Personally, I have been thrilled and humbled to speak at three ResearchED events and getting more involved in the Tweacher Society. This has been great. I’ve met lots of amazing teachers and others who have inspired me and given me confidence; far too many to mention all of them here, but I have developed a strong network of people that I genuinely consider friends. I’ve had some positive reactions to my EdD work, which have encouraged me to continue and I am hoping to finally finish this year.
My family continue to amaze me every day; my daughters are just wonderful.
But, and it’s pretty difficult to find the right words for this, I do still occasionally feel as if I’m piloting a cadaver. This sensation was the dominant one for about a year following the cardiac arrest; a sense of disconnect from the world that was unlike anything I’d previously felt.
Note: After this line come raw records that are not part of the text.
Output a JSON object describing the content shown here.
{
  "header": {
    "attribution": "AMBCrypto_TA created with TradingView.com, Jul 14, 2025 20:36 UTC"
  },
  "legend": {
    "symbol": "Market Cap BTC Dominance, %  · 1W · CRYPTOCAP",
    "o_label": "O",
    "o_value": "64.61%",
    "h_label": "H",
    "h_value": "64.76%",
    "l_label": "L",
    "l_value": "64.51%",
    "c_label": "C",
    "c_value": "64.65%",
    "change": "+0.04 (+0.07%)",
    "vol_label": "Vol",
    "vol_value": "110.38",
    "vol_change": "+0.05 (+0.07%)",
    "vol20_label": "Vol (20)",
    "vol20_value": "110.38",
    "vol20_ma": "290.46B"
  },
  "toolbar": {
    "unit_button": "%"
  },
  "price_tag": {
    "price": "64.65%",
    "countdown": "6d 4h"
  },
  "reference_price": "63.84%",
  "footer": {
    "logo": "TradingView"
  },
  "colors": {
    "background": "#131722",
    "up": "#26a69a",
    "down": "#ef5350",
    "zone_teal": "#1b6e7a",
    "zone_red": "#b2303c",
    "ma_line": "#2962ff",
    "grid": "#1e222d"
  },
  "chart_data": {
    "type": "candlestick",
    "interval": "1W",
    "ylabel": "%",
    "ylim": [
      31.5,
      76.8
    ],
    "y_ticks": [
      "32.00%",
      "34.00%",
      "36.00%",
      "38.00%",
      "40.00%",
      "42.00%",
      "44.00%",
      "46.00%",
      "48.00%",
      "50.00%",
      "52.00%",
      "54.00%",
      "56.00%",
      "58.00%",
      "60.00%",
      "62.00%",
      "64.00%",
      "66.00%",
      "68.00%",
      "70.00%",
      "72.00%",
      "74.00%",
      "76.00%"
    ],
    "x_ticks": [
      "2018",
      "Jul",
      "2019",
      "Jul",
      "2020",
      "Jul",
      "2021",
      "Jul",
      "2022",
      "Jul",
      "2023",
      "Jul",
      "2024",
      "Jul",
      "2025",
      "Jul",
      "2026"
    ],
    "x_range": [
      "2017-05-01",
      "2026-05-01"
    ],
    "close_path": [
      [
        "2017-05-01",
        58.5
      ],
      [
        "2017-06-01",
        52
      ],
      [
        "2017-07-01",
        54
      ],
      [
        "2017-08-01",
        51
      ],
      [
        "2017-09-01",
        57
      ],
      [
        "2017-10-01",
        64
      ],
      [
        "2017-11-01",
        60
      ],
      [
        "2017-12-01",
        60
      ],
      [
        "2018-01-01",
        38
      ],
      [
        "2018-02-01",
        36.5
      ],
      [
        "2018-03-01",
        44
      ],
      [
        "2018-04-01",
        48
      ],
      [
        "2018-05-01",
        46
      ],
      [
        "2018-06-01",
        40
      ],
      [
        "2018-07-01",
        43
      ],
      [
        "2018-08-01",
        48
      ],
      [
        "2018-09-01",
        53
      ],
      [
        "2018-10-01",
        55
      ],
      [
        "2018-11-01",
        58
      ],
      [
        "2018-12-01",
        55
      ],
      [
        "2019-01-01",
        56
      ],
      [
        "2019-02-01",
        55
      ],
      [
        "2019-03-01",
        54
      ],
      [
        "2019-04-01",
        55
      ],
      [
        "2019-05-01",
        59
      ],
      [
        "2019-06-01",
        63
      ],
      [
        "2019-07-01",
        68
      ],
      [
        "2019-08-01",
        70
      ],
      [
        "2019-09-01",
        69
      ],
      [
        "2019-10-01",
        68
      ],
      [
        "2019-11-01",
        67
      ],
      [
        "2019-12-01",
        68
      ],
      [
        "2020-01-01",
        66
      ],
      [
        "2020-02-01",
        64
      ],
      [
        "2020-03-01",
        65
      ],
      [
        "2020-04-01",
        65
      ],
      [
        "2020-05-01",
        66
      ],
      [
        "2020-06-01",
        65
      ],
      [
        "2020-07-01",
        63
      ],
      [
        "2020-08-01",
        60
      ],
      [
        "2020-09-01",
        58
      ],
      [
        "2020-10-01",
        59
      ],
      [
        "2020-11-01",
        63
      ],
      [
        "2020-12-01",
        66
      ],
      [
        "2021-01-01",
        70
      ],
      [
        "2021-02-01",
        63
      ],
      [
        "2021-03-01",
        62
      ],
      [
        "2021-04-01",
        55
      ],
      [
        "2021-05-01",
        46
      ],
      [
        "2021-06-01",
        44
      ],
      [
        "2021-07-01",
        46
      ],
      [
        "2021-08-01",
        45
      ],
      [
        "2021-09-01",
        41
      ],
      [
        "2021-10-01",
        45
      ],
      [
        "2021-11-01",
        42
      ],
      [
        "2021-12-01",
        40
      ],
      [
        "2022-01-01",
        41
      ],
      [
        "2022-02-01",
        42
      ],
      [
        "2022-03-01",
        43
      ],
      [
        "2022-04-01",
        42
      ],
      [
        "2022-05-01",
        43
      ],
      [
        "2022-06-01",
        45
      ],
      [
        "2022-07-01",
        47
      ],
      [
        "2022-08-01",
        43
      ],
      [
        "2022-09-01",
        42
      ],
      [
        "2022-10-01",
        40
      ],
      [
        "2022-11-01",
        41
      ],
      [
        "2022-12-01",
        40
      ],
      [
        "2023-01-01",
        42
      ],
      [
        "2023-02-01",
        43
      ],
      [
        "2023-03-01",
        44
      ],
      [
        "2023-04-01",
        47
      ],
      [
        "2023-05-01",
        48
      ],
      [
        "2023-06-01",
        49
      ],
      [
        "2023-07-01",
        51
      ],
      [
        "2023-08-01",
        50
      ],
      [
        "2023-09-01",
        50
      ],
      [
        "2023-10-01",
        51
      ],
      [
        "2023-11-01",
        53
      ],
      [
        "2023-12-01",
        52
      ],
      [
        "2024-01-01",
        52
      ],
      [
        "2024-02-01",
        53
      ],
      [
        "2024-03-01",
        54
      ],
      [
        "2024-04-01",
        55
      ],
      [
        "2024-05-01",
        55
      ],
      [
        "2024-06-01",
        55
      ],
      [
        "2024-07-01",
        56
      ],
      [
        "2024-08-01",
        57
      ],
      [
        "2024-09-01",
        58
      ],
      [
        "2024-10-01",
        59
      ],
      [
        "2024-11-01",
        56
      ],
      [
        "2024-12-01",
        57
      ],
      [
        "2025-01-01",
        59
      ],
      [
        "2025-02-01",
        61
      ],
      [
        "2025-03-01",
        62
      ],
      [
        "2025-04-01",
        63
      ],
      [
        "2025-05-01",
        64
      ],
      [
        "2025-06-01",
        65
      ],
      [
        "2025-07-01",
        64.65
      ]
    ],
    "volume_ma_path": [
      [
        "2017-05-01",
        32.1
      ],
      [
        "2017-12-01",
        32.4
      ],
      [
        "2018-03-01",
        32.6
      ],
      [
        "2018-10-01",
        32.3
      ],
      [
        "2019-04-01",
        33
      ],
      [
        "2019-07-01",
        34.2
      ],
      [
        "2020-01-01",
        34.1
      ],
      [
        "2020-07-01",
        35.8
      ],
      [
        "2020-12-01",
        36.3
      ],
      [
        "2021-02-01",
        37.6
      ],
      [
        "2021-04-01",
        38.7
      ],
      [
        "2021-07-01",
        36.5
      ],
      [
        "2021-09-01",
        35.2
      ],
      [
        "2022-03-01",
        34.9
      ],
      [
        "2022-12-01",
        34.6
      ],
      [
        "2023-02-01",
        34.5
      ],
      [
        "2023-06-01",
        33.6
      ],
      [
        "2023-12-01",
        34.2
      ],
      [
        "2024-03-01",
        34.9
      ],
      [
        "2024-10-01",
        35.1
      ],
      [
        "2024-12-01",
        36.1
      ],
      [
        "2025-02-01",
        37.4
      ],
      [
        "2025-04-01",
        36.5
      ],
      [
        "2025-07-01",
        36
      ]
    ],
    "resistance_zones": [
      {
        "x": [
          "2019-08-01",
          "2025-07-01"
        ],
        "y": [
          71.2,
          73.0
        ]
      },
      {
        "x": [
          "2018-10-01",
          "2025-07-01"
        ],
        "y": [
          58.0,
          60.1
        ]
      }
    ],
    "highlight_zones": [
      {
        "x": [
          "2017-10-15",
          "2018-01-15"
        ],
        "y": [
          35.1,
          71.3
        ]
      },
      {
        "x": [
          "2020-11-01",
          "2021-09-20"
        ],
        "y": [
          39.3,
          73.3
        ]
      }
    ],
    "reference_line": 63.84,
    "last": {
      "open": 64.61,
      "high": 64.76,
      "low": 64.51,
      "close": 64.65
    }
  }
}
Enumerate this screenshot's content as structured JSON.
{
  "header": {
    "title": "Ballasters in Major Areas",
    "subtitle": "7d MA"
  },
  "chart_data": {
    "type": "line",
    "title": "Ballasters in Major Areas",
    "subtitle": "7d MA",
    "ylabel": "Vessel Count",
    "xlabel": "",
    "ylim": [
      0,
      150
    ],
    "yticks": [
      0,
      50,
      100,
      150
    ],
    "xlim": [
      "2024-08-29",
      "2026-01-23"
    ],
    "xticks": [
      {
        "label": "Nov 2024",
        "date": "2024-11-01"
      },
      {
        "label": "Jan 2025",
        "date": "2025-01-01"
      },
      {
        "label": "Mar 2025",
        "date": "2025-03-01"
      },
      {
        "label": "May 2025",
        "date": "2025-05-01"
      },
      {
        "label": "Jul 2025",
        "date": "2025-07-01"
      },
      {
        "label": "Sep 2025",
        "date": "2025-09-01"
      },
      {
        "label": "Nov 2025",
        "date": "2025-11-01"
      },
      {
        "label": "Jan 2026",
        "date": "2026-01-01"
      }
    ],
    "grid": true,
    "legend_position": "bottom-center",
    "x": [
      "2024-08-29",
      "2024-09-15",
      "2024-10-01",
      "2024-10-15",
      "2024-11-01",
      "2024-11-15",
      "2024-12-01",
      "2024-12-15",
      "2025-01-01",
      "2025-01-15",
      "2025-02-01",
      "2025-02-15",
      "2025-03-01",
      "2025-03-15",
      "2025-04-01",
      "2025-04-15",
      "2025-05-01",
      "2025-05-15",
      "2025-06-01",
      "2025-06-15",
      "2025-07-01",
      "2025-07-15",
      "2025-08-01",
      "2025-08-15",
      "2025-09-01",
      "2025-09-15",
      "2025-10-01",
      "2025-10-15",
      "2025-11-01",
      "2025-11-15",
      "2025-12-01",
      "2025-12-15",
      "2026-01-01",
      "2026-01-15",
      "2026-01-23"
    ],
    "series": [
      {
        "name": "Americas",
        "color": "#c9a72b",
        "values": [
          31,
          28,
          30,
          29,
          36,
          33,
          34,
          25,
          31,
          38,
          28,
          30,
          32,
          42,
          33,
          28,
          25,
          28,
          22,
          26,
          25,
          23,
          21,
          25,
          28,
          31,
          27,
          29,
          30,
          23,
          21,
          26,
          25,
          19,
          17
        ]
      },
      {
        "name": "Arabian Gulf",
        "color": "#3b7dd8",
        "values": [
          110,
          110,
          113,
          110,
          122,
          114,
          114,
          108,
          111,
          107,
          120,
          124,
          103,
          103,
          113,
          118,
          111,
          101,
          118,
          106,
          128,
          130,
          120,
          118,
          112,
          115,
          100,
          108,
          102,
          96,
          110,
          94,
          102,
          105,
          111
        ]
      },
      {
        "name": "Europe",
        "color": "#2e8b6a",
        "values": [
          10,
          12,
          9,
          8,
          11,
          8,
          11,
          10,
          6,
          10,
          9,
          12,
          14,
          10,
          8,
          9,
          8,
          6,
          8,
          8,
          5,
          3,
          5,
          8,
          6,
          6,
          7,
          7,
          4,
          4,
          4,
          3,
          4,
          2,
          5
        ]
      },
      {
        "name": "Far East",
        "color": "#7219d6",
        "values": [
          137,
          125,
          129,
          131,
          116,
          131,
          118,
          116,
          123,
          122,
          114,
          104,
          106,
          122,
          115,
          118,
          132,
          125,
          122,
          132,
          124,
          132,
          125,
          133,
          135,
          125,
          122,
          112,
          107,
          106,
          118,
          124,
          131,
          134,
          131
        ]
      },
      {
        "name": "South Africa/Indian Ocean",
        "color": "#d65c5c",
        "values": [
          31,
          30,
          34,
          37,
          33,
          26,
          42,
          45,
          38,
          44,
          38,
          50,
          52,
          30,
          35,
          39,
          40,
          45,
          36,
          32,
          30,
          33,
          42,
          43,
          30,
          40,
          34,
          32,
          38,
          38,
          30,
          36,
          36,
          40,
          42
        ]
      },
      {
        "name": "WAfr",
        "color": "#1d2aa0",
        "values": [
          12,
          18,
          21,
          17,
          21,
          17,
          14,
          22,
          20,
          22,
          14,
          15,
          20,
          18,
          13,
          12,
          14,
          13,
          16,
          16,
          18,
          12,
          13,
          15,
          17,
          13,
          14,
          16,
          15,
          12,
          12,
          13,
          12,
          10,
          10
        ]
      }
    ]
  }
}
I was a zombie, rather like the version of Lazarus that Carol Ann Duffy portrays; a fraudulent ghost inhabiting a stolen body and a stolen life.
The obvious damage to my short-term memory didn’t help, and although I’ve gotten used to this, it still causes issues for me at times. People don’t seem to realise that this is a genuine issue; they think I’m just not paying attention. Which may be true. I really struggle with conversations at times still.
It’s timely that this anniversary – my sort of rebirthday – falls upon Ash Wednesday. Lent is supposed to be a reflective time; a time during which we refocus on the things which are important to us. But, whilst reflection is important, it is important also to look ahead. There is not much use in mourning a version of me that I’ve long forgotten.
And so, with Lent in mind, I shall choose to give up the doubts that tempt me to hesitate and procrastinate. It’s time to inhabit this body, this life, and to pilot the phoenix.